Review: A Game of Sport
Next week at SUSU will be the big unveiling of SUSUTv and SUSU Performing Arts society’s £1200 period drama A Game of Sport. The whole film is a celebration of […]
Next week at SUSU will be the big unveiling of SUSUTv and SUSU Performing Arts society’s £1200 period drama A Game of Sport.
The whole film is a celebration of the talent involved within SUSU. Having run a script writing competition in September, SUSUtv embarked on an ambitious filming project taking place across the country. Involved were members of SUSUtv, the Performing Arts Department, Wessex Films, the English Society and costumes hired from Hampshire Wardrobe and Express Yourself Ltd.

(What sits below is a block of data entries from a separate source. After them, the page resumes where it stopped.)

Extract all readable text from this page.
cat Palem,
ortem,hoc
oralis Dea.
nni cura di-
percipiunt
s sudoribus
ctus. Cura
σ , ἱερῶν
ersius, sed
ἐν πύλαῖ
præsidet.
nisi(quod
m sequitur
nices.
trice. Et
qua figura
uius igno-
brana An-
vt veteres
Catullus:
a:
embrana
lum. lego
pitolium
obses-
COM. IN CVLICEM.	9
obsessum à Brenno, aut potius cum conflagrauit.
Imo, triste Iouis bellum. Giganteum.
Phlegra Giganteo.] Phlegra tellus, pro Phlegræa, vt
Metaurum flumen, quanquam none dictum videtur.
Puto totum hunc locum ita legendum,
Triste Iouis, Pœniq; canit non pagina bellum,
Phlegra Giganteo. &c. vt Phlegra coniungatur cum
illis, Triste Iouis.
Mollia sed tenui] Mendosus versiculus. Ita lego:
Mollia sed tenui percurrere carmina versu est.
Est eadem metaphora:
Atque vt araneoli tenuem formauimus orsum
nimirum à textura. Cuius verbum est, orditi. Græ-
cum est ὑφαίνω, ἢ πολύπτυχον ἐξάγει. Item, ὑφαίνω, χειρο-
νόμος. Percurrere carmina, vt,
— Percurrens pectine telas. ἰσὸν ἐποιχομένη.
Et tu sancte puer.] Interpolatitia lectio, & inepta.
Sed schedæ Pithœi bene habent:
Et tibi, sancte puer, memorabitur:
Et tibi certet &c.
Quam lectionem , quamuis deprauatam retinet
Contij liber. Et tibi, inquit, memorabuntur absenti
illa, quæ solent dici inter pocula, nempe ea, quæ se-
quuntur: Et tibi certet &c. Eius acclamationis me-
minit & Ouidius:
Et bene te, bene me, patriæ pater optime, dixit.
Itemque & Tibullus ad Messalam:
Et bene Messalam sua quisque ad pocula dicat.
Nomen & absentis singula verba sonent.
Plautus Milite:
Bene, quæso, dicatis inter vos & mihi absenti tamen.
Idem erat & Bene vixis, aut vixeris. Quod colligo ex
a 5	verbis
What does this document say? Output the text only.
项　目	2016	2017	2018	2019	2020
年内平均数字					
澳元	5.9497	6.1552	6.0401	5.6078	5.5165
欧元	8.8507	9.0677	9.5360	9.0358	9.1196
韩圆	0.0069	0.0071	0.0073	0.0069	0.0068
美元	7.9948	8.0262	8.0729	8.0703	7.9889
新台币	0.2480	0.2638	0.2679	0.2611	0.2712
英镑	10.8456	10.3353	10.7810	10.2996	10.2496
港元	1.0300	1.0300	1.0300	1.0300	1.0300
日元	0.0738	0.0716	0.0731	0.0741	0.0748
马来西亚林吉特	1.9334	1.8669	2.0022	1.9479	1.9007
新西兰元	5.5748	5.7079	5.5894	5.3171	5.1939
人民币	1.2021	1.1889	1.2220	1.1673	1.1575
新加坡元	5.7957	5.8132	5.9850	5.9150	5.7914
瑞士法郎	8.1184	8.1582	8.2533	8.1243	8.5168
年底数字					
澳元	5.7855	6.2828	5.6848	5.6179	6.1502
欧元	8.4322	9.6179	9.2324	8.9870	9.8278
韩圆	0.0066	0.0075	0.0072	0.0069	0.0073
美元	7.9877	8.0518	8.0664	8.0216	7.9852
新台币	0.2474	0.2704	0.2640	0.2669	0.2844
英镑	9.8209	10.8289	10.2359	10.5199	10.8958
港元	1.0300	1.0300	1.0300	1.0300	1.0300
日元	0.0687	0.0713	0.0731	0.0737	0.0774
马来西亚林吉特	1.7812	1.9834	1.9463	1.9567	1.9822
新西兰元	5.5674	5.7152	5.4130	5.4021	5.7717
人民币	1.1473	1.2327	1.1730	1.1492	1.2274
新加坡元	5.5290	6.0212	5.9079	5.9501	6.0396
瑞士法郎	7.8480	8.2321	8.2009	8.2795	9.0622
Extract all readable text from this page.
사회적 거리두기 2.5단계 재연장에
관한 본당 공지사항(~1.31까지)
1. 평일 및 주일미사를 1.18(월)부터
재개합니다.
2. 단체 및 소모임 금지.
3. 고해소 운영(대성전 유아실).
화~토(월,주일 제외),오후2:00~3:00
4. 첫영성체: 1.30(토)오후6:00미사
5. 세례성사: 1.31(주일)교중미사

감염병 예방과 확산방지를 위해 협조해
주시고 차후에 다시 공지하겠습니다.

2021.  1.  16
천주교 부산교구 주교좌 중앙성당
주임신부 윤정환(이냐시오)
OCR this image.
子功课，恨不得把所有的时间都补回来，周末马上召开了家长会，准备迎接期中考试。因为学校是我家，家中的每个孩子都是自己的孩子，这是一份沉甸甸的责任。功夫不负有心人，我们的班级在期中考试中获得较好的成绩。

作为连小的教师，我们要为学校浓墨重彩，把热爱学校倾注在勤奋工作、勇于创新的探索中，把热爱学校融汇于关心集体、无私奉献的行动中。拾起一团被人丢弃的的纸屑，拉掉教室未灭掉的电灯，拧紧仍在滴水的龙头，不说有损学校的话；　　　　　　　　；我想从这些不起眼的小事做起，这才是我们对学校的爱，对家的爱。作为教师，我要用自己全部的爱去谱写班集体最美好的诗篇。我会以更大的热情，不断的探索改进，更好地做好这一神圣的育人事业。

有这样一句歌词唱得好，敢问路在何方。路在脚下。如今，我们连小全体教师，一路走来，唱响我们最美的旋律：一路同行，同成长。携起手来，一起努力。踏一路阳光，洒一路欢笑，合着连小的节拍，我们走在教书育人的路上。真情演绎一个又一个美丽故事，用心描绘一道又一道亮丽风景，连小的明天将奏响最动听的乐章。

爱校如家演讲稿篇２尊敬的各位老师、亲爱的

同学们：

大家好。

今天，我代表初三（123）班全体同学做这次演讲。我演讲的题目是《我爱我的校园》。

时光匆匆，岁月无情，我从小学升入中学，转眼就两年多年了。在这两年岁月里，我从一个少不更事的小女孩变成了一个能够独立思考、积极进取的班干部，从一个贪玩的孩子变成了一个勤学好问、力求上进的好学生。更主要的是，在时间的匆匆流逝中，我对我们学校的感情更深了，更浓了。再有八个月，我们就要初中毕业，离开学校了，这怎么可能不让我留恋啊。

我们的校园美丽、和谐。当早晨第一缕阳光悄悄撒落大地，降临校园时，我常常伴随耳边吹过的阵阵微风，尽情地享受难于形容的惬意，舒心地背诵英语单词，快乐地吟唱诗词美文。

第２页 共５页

The film itself is a period drama, revolving around three sisters, (Hannah Cutting,Hannah Griffiths and Ashleigh Clowes) two of whom have husbands (Joel Jackson and Sam Jenkins Shaw) and the third is still single. The ‘game of sport’ is between the men and women in who can find the most eligible bachelor (Jonny Baynham and Nick Barclay) to pair off with the unmarried sister, leading to awkward moments as they try and outdo each other for affection.
It’s only a short film, 32 minutes in length, but the care and attention that has gone into it is gobsmacking. The script, written by third year Film and English student Jamie Chadd, is brilliant and the filmography wouldn’t be amiss in a big budget BBC/ITV feature such as Downton Abbey. Congratulations must go out to the Directors Carly Brown and Sam Beath and Director of Photography Emily Reynolds for their professional looking product.
I will fully admit that the film is not the sort of thing I normally watch. However I stuck with it and am glad I did. The innuendo hidden within the script made me chuckle, as well as the randomness of snow having just walked through an autumnal field. The story is very cleverly written, better then many that I’ve actually watched before on terrestial TV. With a surprising twist at the end it’s well worth a view.
A Game of Sport Premieres on Monday at SUSU, with tickets costing £3 for students and £5 for non students available from the box office. If you want a cheap night out supporting our performance societies then head along as its a professional, well performed film that deserves recognition and support and earned its 4 star review!